Do you have a firewall on the transit link?
Usually stateful firewall add a connection in their table and set a timeout on it (30minutes.., so that no connection stays for years).
Everytime a byte is sent , the connection is updated and the timeout set back to 30mn.
When the timeout arrives at 0, the connection is removed and no more traffic is allowed.
In tcp exist a mechanism for knowing when a connection is broken ( one of the two have disconnected whithout telling the other)
. This mechanism is KEEP_ALIVE and can be set on TCP sockets.
I guess you have to :
-> tell SSH to use KEEP_ALIVE in his sockets:
-> lower the keepalive of your server to a value inferior to the timeout of your firewall. Here I put 300seconds
echo "300" > /proc/sys/net/ipv4/tcp_keepalive_time
This assumes that the firewall takes this keepalive packets (ack) as normal traffic and refreshes the connection timeout (this is dependent on the fw implementation)

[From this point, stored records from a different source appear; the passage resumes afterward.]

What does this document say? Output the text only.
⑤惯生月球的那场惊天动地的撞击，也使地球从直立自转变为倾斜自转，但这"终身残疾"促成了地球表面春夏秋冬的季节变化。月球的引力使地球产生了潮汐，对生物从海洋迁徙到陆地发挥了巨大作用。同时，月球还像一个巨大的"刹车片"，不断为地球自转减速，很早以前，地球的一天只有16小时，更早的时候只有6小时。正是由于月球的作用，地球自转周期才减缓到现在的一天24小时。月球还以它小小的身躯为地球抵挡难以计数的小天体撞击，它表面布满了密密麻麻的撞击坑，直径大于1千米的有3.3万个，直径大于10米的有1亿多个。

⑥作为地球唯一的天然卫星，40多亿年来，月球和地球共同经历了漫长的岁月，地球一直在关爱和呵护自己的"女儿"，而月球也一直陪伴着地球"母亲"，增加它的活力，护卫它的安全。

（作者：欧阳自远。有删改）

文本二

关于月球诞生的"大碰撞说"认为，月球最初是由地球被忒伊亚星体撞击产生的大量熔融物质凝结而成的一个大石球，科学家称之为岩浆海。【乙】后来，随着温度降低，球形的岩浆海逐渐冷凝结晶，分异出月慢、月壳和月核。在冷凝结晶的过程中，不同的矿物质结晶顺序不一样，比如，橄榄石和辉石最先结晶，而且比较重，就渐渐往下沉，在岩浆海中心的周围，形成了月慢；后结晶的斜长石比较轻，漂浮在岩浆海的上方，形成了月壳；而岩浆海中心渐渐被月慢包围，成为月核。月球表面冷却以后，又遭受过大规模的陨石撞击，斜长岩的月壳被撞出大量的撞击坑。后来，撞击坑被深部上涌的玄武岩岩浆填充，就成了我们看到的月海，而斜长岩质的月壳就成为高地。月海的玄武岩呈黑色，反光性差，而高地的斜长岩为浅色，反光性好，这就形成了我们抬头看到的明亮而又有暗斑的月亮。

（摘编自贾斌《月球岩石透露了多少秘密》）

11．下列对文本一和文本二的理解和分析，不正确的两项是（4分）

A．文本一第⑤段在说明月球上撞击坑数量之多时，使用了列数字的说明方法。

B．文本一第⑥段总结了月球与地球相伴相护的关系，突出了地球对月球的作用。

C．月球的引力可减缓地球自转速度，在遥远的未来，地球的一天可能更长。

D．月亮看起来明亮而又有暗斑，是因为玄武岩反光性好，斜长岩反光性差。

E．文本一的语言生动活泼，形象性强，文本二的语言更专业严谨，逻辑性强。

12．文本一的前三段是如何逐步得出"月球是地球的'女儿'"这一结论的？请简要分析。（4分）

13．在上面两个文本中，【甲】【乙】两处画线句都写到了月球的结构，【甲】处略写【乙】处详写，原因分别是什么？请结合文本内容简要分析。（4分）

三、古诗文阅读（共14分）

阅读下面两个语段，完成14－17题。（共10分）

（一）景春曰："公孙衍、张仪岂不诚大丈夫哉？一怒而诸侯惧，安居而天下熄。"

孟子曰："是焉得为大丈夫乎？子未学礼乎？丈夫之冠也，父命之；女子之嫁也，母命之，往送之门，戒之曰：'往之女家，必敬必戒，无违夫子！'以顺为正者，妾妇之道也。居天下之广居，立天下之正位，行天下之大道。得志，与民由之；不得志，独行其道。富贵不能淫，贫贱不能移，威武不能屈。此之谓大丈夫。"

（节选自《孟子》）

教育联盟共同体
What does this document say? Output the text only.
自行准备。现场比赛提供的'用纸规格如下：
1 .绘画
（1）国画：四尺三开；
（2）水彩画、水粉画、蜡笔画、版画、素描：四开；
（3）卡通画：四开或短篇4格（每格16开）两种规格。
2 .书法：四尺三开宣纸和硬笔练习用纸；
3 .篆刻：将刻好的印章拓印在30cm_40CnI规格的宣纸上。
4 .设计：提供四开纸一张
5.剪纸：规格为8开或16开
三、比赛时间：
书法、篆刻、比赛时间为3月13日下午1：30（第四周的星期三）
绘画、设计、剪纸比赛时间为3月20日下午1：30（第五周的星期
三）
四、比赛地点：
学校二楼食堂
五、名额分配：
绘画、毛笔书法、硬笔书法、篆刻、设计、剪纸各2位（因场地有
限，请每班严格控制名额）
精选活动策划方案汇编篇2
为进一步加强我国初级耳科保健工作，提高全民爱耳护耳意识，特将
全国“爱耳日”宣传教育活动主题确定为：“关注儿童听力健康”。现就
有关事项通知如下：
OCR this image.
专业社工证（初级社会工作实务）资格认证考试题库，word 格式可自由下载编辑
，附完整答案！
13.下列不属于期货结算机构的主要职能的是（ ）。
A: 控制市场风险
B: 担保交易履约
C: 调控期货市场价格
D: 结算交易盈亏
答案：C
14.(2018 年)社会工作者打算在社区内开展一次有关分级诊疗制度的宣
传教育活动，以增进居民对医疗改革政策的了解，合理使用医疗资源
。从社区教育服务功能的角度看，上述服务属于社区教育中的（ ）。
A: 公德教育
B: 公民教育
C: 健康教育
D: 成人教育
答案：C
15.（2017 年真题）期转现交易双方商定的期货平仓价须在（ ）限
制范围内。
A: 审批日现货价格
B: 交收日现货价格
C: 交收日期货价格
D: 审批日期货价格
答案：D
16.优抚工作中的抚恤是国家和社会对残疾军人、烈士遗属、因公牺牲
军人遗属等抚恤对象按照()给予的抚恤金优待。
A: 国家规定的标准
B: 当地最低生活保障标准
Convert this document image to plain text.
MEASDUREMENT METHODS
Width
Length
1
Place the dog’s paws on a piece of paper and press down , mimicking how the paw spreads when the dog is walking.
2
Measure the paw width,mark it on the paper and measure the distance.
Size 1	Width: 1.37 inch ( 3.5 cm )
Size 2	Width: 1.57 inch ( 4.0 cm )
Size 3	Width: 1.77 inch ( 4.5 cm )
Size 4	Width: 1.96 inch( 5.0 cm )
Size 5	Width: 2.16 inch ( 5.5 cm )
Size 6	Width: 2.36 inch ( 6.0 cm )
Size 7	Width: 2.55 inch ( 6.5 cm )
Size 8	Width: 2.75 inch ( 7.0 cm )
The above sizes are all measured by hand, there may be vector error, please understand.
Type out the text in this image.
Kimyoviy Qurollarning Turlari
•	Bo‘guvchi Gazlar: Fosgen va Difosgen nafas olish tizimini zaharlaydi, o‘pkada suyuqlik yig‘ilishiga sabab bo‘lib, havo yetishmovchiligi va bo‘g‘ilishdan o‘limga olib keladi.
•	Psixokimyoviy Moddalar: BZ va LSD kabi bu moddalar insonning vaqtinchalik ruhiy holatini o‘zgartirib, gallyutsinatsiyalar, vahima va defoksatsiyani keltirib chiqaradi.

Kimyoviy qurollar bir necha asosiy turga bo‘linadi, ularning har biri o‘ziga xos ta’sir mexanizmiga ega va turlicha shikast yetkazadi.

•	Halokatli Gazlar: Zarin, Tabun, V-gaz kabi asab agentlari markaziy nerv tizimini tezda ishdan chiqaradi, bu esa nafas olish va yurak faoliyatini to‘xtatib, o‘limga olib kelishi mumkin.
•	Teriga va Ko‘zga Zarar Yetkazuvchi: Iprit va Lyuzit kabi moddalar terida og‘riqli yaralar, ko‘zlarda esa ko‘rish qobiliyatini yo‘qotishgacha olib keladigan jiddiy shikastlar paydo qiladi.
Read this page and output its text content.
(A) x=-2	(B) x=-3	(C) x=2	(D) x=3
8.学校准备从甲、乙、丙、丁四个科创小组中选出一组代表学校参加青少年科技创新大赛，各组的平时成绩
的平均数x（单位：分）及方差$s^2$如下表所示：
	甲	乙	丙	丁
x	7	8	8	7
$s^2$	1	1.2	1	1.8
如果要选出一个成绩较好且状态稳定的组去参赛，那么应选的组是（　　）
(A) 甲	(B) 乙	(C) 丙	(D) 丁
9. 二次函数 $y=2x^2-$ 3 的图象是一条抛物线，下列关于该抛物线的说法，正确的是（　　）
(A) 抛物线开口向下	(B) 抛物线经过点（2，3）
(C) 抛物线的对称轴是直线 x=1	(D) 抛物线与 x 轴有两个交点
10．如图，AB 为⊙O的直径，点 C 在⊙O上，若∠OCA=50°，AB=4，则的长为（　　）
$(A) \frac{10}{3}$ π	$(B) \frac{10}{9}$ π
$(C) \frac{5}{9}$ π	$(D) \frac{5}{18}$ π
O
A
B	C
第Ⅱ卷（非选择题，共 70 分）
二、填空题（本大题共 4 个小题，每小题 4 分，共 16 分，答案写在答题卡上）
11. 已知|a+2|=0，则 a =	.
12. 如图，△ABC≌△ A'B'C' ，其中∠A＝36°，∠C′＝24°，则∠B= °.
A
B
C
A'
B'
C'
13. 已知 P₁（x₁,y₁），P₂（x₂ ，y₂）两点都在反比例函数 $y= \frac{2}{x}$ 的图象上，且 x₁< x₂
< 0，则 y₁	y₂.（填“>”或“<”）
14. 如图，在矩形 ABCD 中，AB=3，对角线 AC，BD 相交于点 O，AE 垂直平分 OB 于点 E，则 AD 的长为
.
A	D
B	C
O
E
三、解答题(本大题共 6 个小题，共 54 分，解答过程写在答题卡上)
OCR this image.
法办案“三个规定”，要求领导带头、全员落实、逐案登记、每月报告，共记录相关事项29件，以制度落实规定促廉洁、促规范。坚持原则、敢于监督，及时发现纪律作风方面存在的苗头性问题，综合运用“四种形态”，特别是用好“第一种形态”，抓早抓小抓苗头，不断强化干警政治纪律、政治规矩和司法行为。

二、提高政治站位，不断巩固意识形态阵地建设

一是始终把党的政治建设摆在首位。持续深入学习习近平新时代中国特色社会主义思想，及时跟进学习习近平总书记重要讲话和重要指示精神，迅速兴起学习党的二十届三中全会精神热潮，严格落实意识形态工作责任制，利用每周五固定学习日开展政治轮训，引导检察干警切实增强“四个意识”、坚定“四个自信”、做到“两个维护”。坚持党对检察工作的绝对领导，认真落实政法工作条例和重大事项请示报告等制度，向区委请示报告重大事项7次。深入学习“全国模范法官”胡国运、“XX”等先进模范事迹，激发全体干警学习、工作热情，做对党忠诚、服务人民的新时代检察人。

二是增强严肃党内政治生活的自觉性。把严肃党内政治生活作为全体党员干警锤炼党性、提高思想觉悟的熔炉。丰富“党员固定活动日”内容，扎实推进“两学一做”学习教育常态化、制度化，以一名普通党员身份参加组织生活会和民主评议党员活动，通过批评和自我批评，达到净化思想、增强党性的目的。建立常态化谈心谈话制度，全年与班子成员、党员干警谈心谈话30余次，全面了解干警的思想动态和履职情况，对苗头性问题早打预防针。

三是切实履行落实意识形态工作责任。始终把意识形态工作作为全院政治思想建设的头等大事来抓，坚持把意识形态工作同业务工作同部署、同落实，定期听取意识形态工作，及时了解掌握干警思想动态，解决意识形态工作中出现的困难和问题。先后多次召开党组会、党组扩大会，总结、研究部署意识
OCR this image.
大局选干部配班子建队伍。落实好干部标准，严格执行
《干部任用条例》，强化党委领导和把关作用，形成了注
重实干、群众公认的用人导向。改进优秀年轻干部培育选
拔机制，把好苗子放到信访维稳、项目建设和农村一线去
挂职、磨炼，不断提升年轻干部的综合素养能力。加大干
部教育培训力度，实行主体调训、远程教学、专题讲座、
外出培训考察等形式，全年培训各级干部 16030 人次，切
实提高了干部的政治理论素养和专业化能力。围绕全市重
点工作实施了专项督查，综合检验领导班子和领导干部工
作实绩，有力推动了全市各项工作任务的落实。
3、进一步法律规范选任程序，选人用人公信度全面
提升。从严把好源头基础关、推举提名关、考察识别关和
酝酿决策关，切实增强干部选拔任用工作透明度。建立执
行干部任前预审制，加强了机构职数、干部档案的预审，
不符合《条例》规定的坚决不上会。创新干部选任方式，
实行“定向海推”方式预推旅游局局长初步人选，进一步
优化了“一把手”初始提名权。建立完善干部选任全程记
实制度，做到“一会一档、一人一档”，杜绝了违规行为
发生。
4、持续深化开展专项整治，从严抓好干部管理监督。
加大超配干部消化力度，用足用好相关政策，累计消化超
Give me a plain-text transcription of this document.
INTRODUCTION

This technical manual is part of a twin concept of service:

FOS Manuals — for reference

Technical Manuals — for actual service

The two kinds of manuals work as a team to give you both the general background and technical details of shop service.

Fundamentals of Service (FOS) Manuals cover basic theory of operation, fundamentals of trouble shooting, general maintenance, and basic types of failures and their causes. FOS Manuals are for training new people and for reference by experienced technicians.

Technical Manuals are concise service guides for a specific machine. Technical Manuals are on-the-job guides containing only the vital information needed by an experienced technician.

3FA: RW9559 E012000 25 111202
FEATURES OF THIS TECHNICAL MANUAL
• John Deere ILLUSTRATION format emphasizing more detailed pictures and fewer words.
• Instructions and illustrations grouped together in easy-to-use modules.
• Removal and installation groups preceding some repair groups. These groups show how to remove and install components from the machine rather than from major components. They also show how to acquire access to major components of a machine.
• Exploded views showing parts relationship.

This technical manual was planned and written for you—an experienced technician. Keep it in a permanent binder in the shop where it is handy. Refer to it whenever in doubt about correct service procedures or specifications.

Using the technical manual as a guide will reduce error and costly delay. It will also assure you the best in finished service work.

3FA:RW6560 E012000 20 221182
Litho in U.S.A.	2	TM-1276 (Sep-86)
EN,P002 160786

in your firewall configuration, increase the timeout for ssh connection to a value higher than /proc/sys/net/ipv4/tcp_keepalive_time
use an app that constantly refreshes the screen: X window tunneled in ssh , xterm with a clock,...
I would be interested by your result because I have the same issue at work but I'm not the sshd administrator, so I use X forwarding.